Highland Folk School

“It behooves each of us to learn more of Communist infiltration and the direction of Communist movements.  Only through information and knowledge can we combat this alien menace to Constitutional government.”[1]  The “alien menace” spoken of in this quote is the famous Highlander Folk School of Monteagle, Tennessee.  The Highlander Folk School was founded in 1932 as a center for labor movement education.  In 1953 the school adopted the civil rights movement, and over the next decade would host some of the most prominent civil rights leaders of the time including Rosa Parks, Martin Luther King Jr., and Thurgood Marshall.
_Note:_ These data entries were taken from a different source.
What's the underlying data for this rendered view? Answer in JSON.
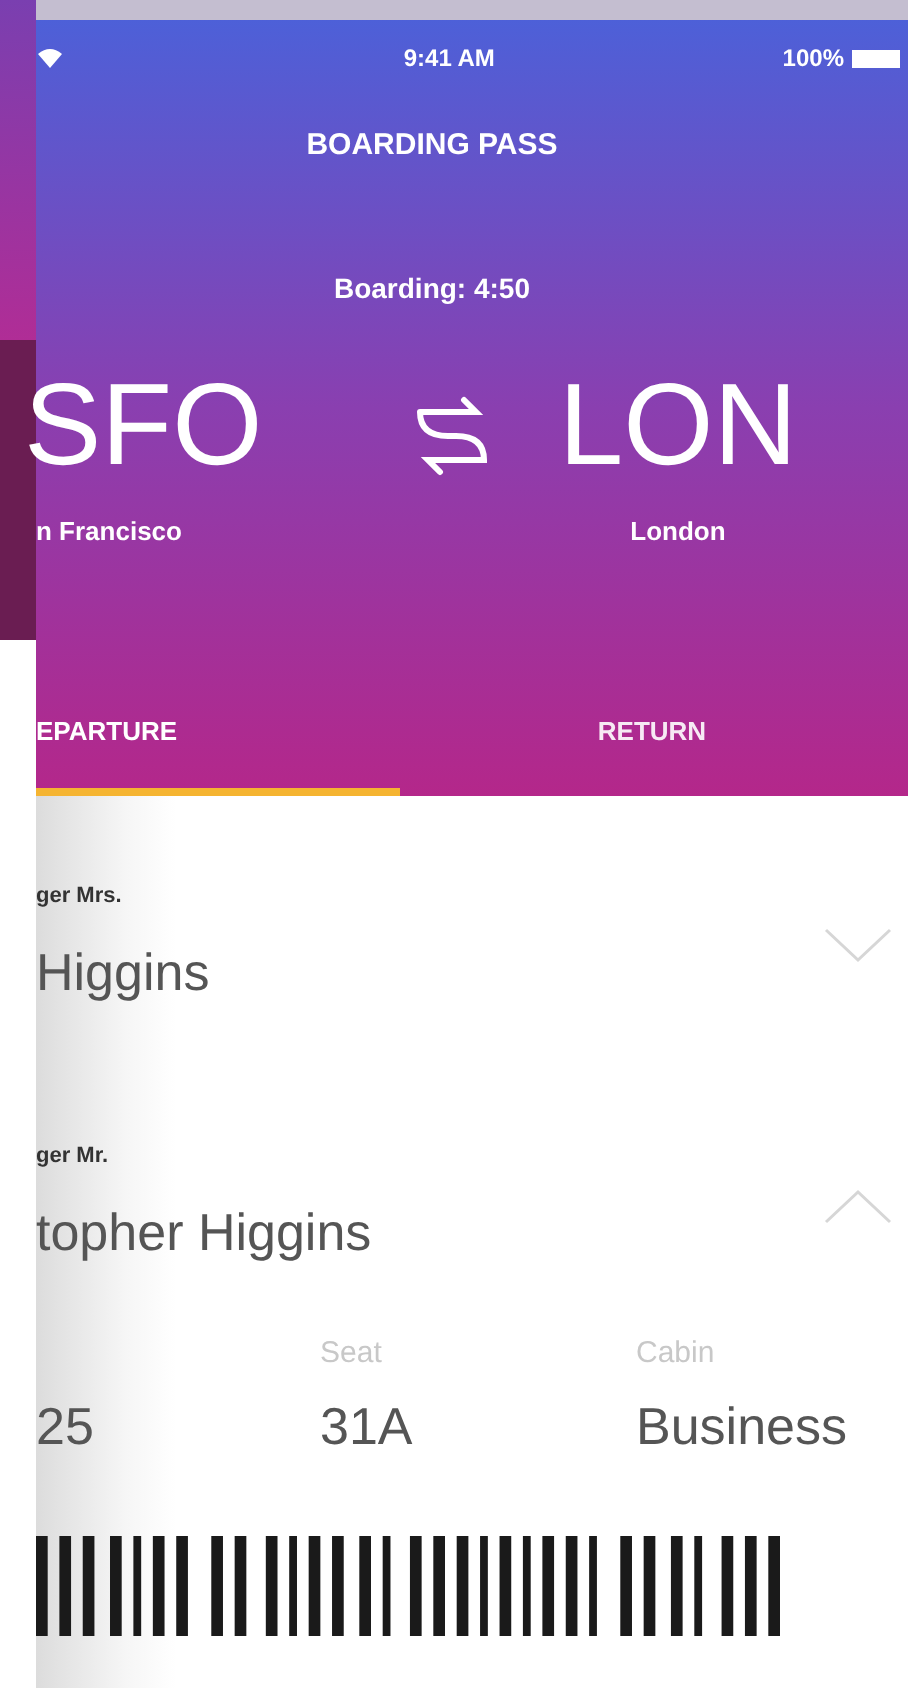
{
  "status_bar": {
    "time": "9:41 AM",
    "battery": "100%"
  },
  "header": {
    "title": "BOARDING PASS",
    "boarding": "Boarding: 4:50"
  },
  "route": [
    {
      "code": "SFO",
      "city": "n Francisco"
    },
    {
      "code": "LON",
      "city": "London"
    }
  ],
  "tabs": [
    {
      "label": "EPARTURE",
      "selected": true
    },
    {
      "label": "RETURN",
      "selected": false
    }
  ],
  "passengers": [
    {
      "label": "ger Mrs.",
      "name": "Higgins",
      "expanded": false
    },
    {
      "label": "ger Mr.",
      "name": "topher Higgins",
      "expanded": true
    }
  ],
  "details": [
    {
      "value": "25"
    },
    {
      "label": "Seat",
      "value": "31A"
    },
    {
      "label": "Cabin",
      "value": "Business"
    }
  ]
}
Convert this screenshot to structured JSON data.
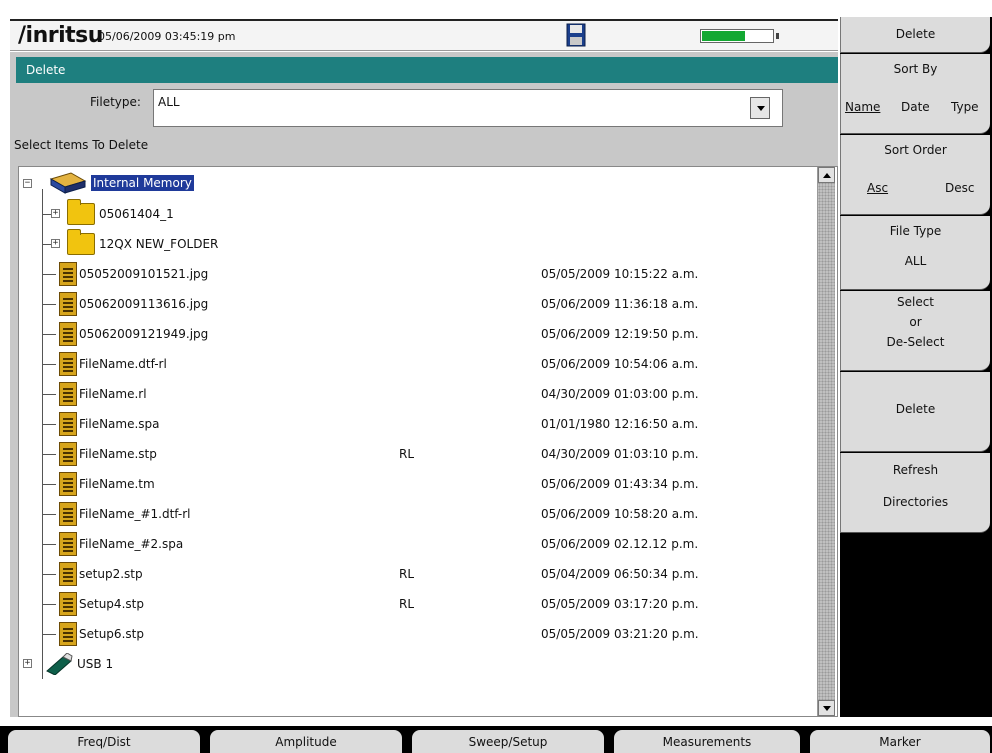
{
  "status": {
    "brand": "/inritsu",
    "datetime": "05/06/2009 03:45:19 pm",
    "battery_level_percent": 62
  },
  "header": {
    "title": "Delete",
    "filetype_label": "Filetype:",
    "filetype_value": "ALL",
    "select_prompt": "Select Items To Delete"
  },
  "tree": {
    "root": "Internal Memory",
    "folders": [
      "05061404_1",
      "12QX NEW_FOLDER"
    ],
    "files": [
      {
        "name": "05052009101521.jpg",
        "type": "",
        "date": "05/05/2009 10:15:22 a.m."
      },
      {
        "name": "05062009113616.jpg",
        "type": "",
        "date": "05/06/2009 11:36:18 a.m."
      },
      {
        "name": "05062009121949.jpg",
        "type": "",
        "date": "05/06/2009 12:19:50 p.m."
      },
      {
        "name": "FileName.dtf-rl",
        "type": "",
        "date": "05/06/2009 10:54:06 a.m."
      },
      {
        "name": "FileName.rl",
        "type": "",
        "date": "04/30/2009 01:03:00 p.m."
      },
      {
        "name": "FileName.spa",
        "type": "",
        "date": "01/01/1980 12:16:50 a.m."
      },
      {
        "name": "FileName.stp",
        "type": "RL",
        "date": "04/30/2009 01:03:10 p.m."
      },
      {
        "name": "FileName.tm",
        "type": "",
        "date": "05/06/2009 01:43:34 p.m."
      },
      {
        "name": "FileName_#1.dtf-rl",
        "type": "",
        "date": "05/06/2009 10:58:20 a.m."
      },
      {
        "name": "FileName_#2.spa",
        "type": "",
        "date": "05/06/2009 02.12.12 p.m."
      },
      {
        "name": "setup2.stp",
        "type": "RL",
        "date": "05/04/2009 06:50:34 p.m."
      },
      {
        "name": "Setup4.stp",
        "type": "RL",
        "date": "05/05/2009 03:17:20 p.m."
      },
      {
        "name": "Setup6.stp",
        "type": "",
        "date": "05/05/2009 03:21:20 p.m."
      }
    ],
    "usb": "USB 1"
  },
  "softkeys": {
    "delete_title": "Delete",
    "sort_by": {
      "title": "Sort By",
      "options": [
        "Name",
        "Date",
        "Type"
      ]
    },
    "sort_order": {
      "title": "Sort Order",
      "options": [
        "Asc",
        "Desc"
      ]
    },
    "file_type": {
      "title": "File Type",
      "value": "ALL"
    },
    "select": [
      "Select",
      "or",
      "De-Select"
    ],
    "delete": "Delete",
    "refresh": [
      "Refresh",
      "Directories"
    ]
  },
  "bottom_tabs": [
    "Freq/Dist",
    "Amplitude",
    "Sweep/Setup",
    "Measurements",
    "Marker"
  ],
  "colors": {
    "title_bar": "#1e7f7f",
    "selection": "#1f3a9a",
    "battery": "#13a832",
    "file_icon": "#d7a51c",
    "folder_icon": "#f1c40f"
  }
}
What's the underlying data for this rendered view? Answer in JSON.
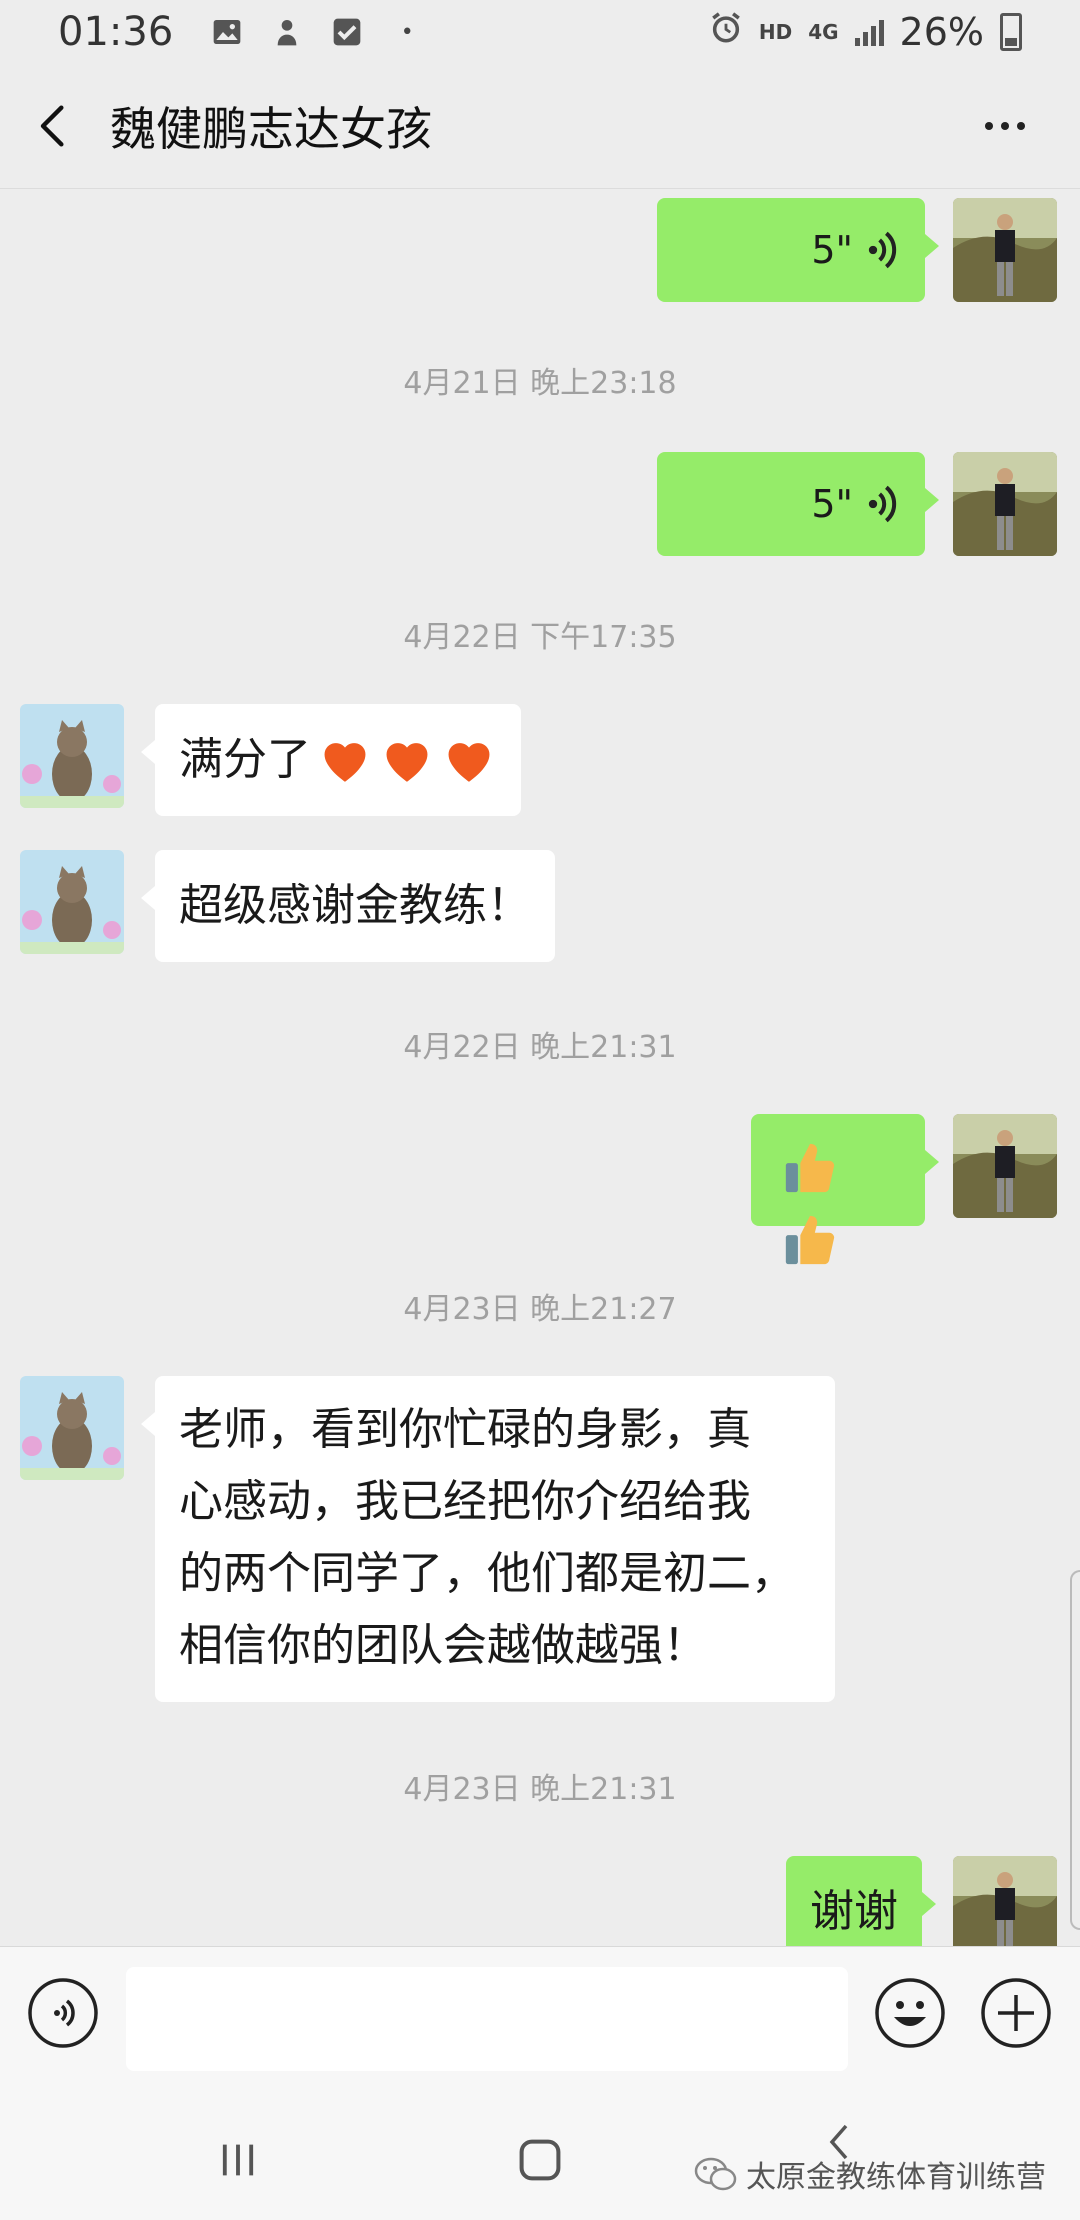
{
  "status_bar": {
    "time": "01:36",
    "network_hd": "HD",
    "network_type": "4G",
    "battery": "26%"
  },
  "header": {
    "title": "魏健鹏志达女孩",
    "back_icon": "chevron-left-icon",
    "more_icon": "more-dots-icon"
  },
  "messages": [
    {
      "kind": "voice",
      "direction": "out",
      "duration": "5\""
    },
    {
      "kind": "time",
      "text": "4月21日 晚上23:18"
    },
    {
      "kind": "voice",
      "direction": "out",
      "duration": "5\""
    },
    {
      "kind": "time",
      "text": "4月22日 下午17:35"
    },
    {
      "kind": "text",
      "direction": "in",
      "text": "满分了"
    },
    {
      "kind": "text",
      "direction": "in",
      "text": "超级感谢金教练！"
    },
    {
      "kind": "time",
      "text": "4月22日 晚上21:31"
    },
    {
      "kind": "emoji",
      "direction": "out",
      "emoji": "thumbs-up x2"
    },
    {
      "kind": "time",
      "text": "4月23日 晚上21:27"
    },
    {
      "kind": "text",
      "direction": "in",
      "lines": [
        "老师，看到你忙碌的身影，真",
        "心感动，我已经把你介绍给我",
        "的两个同学了，他们都是初二，",
        "相信你的团队会越做越强！"
      ]
    },
    {
      "kind": "time",
      "text": "4月23日 晚上21:31"
    },
    {
      "kind": "text",
      "direction": "out",
      "text": "谢谢"
    }
  ],
  "input_bar": {
    "voice_icon": "voice-input-icon",
    "emoji_icon": "emoji-icon",
    "plus_icon": "plus-icon",
    "placeholder": ""
  },
  "watermark": "太原金教练体育训练营",
  "colors": {
    "background": "#ededed",
    "outgoing_bubble": "#95ec69",
    "incoming_bubble": "#ffffff",
    "timestamp": "#a0a0a0"
  }
}
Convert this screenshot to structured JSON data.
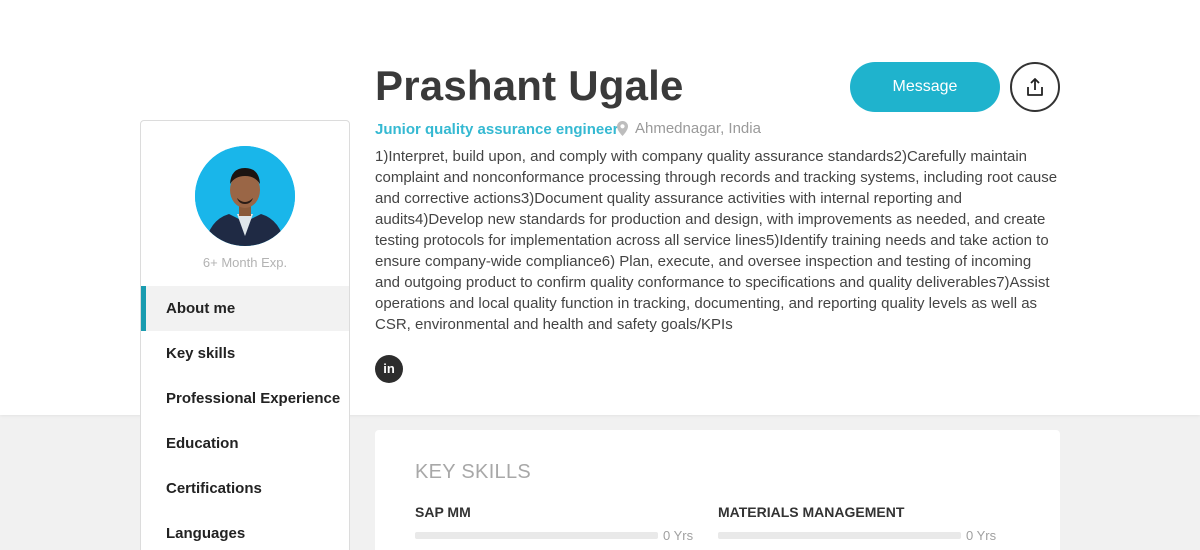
{
  "profile": {
    "name": "Prashant Ugale",
    "role": "Junior quality assurance engineer",
    "location": "Ahmednagar, India",
    "experience": "6+ Month Exp.",
    "about": "1)Interpret, build upon, and comply with company quality assurance standards2)Carefully maintain complaint and nonconformance processing through records and tracking systems, including root cause and corrective actions3)Document quality assurance activities with internal reporting and audits4)Develop new standards for production and design, with improvements as needed, and create testing protocols for implementation across all service lines5)Identify training needs and take action to ensure company-wide compliance6) Plan, execute, and oversee inspection and testing of incoming and outgoing product to confirm quality conformance to specifications and quality deliverables7)Assist operations and local quality function in tracking, documenting, and reporting quality levels as well as CSR, environmental and health and safety goals/KPIs"
  },
  "actions": {
    "message_label": "Message",
    "share_icon": "share-upload-icon"
  },
  "social": {
    "linkedin_label": "in",
    "linkedin_icon": "linkedin-icon"
  },
  "sidebar": {
    "items": [
      {
        "label": "About me",
        "active": true
      },
      {
        "label": "Key skills",
        "active": false
      },
      {
        "label": "Professional Experience",
        "active": false
      },
      {
        "label": "Education",
        "active": false
      },
      {
        "label": "Certifications",
        "active": false
      },
      {
        "label": "Languages",
        "active": false
      }
    ]
  },
  "key_skills": {
    "title": "KEY SKILLS",
    "items": [
      {
        "name": "SAP MM",
        "years": "0 Yrs",
        "level": 0
      },
      {
        "name": "MATERIALS MANAGEMENT",
        "years": "0 Yrs",
        "level": 0
      }
    ]
  },
  "colors": {
    "accent": "#1fb3cd",
    "role_text": "#35b9d2",
    "active_border": "#1a9cb0",
    "avatar_bg": "#19b6ea"
  }
}
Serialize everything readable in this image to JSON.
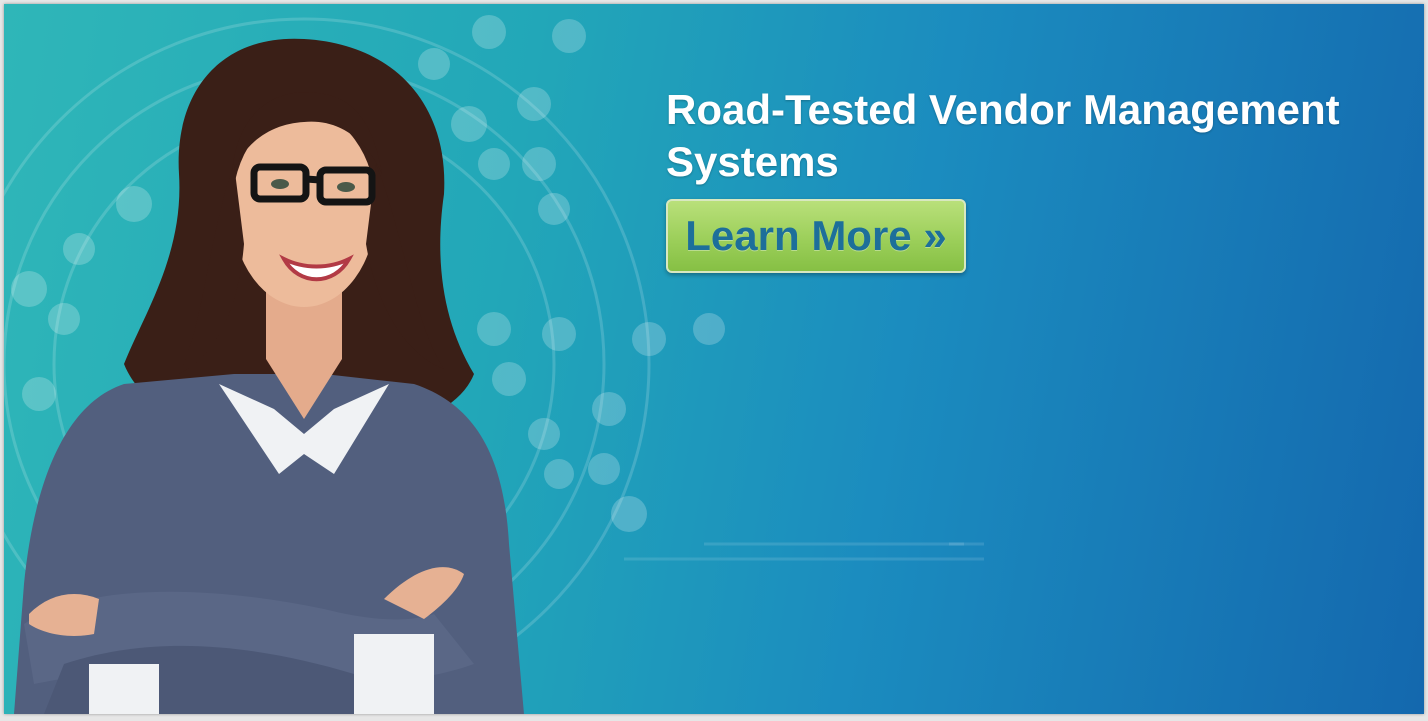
{
  "banner": {
    "headline": "Road-Tested Vendor Management Systems",
    "cta_label": "Learn More »",
    "colors": {
      "background_left": "#2fb6b8",
      "background_right": "#1468ae",
      "cta_green": "#9ccf5a",
      "cta_text": "#1d6f9a",
      "headline_text": "#ffffff"
    }
  }
}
As a center for “radical”  thought, the Highland School was investigated by the Georgia Commission on Education in 1957.  The commission published a broadside documenting the twenty-fifth annisersary celebration of the school, where the so-called investigator found that “they met at this workshop and discussed methods and tactics of precipitating racial strife and disturbance.”[2]  Adding to the fear of such communist activity was the fact that this was an inter-racial gathering.  The publishers of the broadside even included a picture of a young black man dancing with a white woman, an act sure to arouse anger within the white population.  This broadside, and further investigations of the school, invoked so much fear and anger throughout the South that in 1961 the State of Tennessee revoked the school’s license and shut its doors.  The school would eventually reopen and continues its work today.